Tired of seeing the amazing architecture of Lanzarote? I didn’t think so! After visiting Fundacion Cesar Manrique and Los Jameos del Agua, my next stop is another incredible place in Lanzarote, LagOmar museum.
The History of LagOmar Museum
LagOmar is a unique house built in a volcanic quarry. Sounds interesting? Wait until you see it.
A British developer, Sam Benady, wanted to build a house that would inspire others to buy homes in the area. The quarry house was designed by Jesús Soto. Soto was an artist that worked closely with Cesar Manrique on several projects in Lanzarote. He designed it to evoke the atmosphere of the Arabian Nights tales. He also respected the environment and included as much of it as possible in the architecture.
In 1972, Omar Sharif was filming “The Mysterious Isle” in Lanzarote. He visited the unfinished house and loved it so much that he bought it on the spot. However, it didn’t last long as he soon lost the house to the same Sam Benady at cards. Though an experienced bridge player himself, it seems that Omar Sharif didn’t know the British developer was the European Bridge Champion at the time.
The house was developed by the two architects that bought it next in 1989. They used natural materials like wood beams from the local shipwrecks and also developed an oasis inside the rock structure. They brought local flora like palm trees, aloe vera plants, bougainvillea flowers, and cactus plants to sweeten the rock.
In 1997 the private property was ready to open as LagOmar Museum of Lanzarote.
A Visit to LagOmar Lanzarote
LagOmar is a bit of a labyrinth between the caves of the old quarry. The house incorporated the red volcanic walls and completed them with white plaster and green plants. The effect is similar to that of Cesar Manrique’s works in Lanzarote with as little as possible human intervention in nature’s design. Another feature of the house is the lack of straight lines and square designs.
You will enter LagOmar directly to the pool area on the lower level of the house. From the poolside, you will have a good view of the way the living spaces are integrated into the quarry. Make your way through the white round tunnel and start exploring the house and the gardens.

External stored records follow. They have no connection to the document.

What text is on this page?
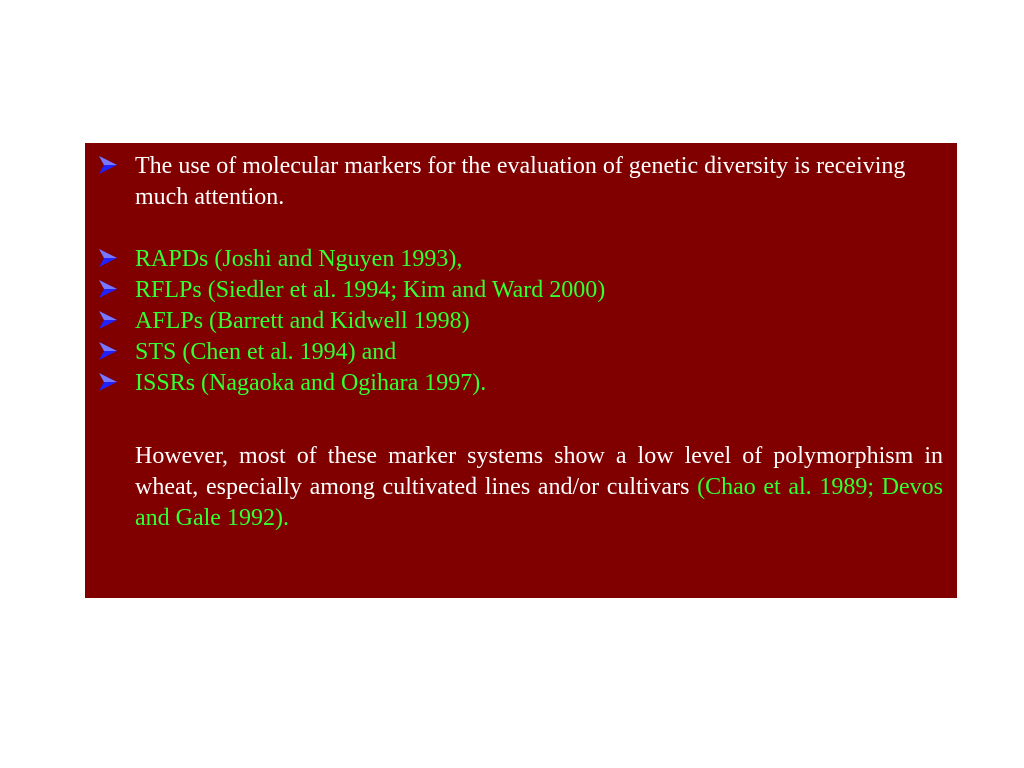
The use of molecular markers for the evaluation of genetic diversity is receiving much attention.
RAPDs (Joshi and Nguyen 1993),
RFLPs (Siedler et al. 1994; Kim and Ward 2000)
AFLPs (Barrett and Kidwell 1998)
STS (Chen et al. 1994) and
ISSRs (Nagaoka and Ogihara 1997).
However, most of these marker systems show a low level of polymorphism in wheat, especially among cultivated lines and/or cultivars (Chao et al. 1989; Devos and Gale 1992).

It’s a maze of caves connected with pathways and staircases, which are great to explore bit by bit. Up the stairs, you will get to a proper apartment with a living room, bedroom, bathroom, and kitchen. I wouldn’t mind having that view from my living room.
There is also o bridge table and a large photo of Omar Sharif playing cards. You can see photos and information about Omar Sharif and his work as well as pictures taken in different stages of building LagOmar.
My guess is that Omar Sharif didn’t get the chance to actually live there, but a good story like that goes a long way, doesn’t it?
Take your time to discover the different elements inside and outside, the way the greenery compliments the volcanic rock, and the traditional elements of Lanzarote like the bread oven outside.
Most of all, admire the views from the upper levels and terraces. You can see the volcanic landscape of Lanzarote and the scattered white villages of the island.
How to get to LagOmar in Lanzarote
LagOmar Museum in Lanzarote is easy to reach by car wherever you are staying in Lanzarote. It’s a 15 minutes drive from Costa Teguise or a 40 minutes drive from Playa Blanca, for instance. You need to get to Nazaret village, close to Teguise. There is a free parking area just outside LagOmar Museum.
LagOmar Museum in Lanzarote is open every day from 10:00 AM to 6:00 PM, and an adult ticket costs 6€.
There is a restaurant and a bar on-site, so you can plan to have lunch here and enjoy the view. However, the best times to visit are early in the morning or later in the afternoon when it’s not busy.
Wear comfortable shoes, as there are enough stairs in the quarry and you don’t want to lose your flip flops there.